What’s going on here? I find an answer in a most unlikely place, John Milton’s “Paradise Regained,” a four-book poem in which a very busy and agitated Satan dances around a preternaturally still Jesus until, driven half-crazy by the response he’s not getting, the arch-rebel (i.e., maverick) loses it, crying in exasperation, “What dost thou in this world?”

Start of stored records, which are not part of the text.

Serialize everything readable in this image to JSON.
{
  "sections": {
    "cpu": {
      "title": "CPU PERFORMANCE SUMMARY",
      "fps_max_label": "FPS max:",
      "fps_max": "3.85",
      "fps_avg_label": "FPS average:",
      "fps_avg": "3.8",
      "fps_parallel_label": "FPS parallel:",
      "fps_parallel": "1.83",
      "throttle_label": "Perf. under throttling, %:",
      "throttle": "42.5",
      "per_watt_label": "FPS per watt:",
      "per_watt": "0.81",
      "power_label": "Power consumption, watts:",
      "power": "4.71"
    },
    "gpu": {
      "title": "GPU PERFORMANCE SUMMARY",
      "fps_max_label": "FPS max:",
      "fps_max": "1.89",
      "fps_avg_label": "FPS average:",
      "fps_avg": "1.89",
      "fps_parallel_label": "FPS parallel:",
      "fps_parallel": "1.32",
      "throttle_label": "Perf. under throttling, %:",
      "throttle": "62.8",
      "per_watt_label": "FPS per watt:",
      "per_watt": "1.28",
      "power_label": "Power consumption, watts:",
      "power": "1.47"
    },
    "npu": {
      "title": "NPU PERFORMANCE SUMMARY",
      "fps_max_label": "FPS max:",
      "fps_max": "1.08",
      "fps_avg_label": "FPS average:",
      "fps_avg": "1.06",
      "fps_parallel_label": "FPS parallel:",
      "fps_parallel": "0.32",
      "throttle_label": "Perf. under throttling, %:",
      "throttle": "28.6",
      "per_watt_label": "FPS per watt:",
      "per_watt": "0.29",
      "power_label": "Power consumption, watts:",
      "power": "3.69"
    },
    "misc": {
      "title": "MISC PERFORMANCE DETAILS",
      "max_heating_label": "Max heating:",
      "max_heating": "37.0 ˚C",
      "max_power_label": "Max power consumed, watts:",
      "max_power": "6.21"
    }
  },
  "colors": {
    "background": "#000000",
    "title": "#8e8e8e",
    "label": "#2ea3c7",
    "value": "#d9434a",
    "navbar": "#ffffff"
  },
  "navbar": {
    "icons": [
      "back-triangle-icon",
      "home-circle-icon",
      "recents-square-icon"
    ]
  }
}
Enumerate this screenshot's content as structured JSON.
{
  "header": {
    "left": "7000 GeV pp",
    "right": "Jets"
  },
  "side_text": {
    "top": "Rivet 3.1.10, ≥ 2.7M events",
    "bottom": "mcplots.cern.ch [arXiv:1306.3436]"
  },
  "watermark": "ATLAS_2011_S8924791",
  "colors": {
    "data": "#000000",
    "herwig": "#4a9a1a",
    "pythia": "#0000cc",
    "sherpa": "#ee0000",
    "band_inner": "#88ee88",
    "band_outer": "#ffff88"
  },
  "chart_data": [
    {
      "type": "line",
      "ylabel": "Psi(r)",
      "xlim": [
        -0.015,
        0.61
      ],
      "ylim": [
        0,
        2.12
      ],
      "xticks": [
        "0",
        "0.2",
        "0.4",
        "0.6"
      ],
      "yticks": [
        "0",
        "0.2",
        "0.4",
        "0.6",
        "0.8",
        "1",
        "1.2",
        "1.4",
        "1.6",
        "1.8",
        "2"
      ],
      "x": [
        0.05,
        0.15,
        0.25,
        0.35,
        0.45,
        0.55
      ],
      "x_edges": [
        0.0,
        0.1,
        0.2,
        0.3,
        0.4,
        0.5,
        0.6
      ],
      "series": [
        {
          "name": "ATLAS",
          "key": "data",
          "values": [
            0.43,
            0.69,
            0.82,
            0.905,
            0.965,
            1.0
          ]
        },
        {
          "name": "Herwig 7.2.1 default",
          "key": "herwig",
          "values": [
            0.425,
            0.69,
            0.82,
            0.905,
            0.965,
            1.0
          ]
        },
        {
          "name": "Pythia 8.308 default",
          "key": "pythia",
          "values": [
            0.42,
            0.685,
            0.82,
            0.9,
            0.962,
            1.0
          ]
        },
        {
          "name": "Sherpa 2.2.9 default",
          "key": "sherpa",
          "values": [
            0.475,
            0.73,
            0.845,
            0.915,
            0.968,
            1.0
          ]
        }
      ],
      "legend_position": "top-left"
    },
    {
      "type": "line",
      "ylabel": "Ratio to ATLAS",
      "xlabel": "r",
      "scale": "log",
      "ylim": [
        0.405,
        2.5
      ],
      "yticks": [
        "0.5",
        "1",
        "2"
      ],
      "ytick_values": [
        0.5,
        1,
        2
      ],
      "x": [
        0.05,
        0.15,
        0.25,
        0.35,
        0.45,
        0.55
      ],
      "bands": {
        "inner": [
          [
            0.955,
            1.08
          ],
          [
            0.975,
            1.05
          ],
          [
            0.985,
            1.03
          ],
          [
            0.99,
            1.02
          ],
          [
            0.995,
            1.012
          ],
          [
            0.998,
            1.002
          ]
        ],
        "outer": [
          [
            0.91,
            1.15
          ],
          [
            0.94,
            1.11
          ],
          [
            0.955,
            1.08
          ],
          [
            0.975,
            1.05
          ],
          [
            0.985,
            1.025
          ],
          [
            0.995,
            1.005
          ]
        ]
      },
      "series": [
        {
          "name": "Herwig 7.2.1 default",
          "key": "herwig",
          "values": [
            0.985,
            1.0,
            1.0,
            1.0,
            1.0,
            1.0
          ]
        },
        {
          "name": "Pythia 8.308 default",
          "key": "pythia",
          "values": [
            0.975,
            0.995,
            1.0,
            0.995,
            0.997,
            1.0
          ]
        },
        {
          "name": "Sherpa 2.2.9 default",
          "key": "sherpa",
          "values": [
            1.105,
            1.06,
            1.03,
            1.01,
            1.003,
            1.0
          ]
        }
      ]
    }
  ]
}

Now, I don’t mean to suggest that McCain is the devil or that Obama is the Messiah (although some of his supporters think of him that way), just that the rhetorical strategies the two literary figures employ match up with the strategies employed by the two candidates. What Satan wants to do is draw Jesus out, provoke him to an unwisely exasperated response, get him to claim too much for his own powers. What Jesus does is reply with an equanimity conveyed by the adjectives and adverbs that preface his words: “unaltered,” “temperately,” “patiently,” “calmly,” “unmoved,” “sagely,” “in brief.”

In response, Satan gets ever more desperate; he conjures up rain and wind storms (in the midst of which Jesus sits “unappalled in calm”); he tempts him with the riches of poetry and philosophy (which Jesus is careful neither to reject nor deify); and finally, having run out of schemes and scares and “swollen with rage,” he resorts to physical violence (McCain has not gone so far, although some of his supporters clearly want to), picking Jesus up bodily and depositing him on the spire of the temple in the hope that he will either fall to his death or turn into Superman and undermine the entire point of his 40-day trial in the wilderness. He doesn’t do either. He does nothing, and Satan, “smitten with amazement” — even this hasn’t worked — “fell.”

This reminds me of McCain’s bluster about following Osama bin Laden “to the gates of hell.” First he’s got to beat Barack Obama to the gates of heaven, and he’s huffing and he’s puffing and he’s “swollen with rage”, but it’s all no good.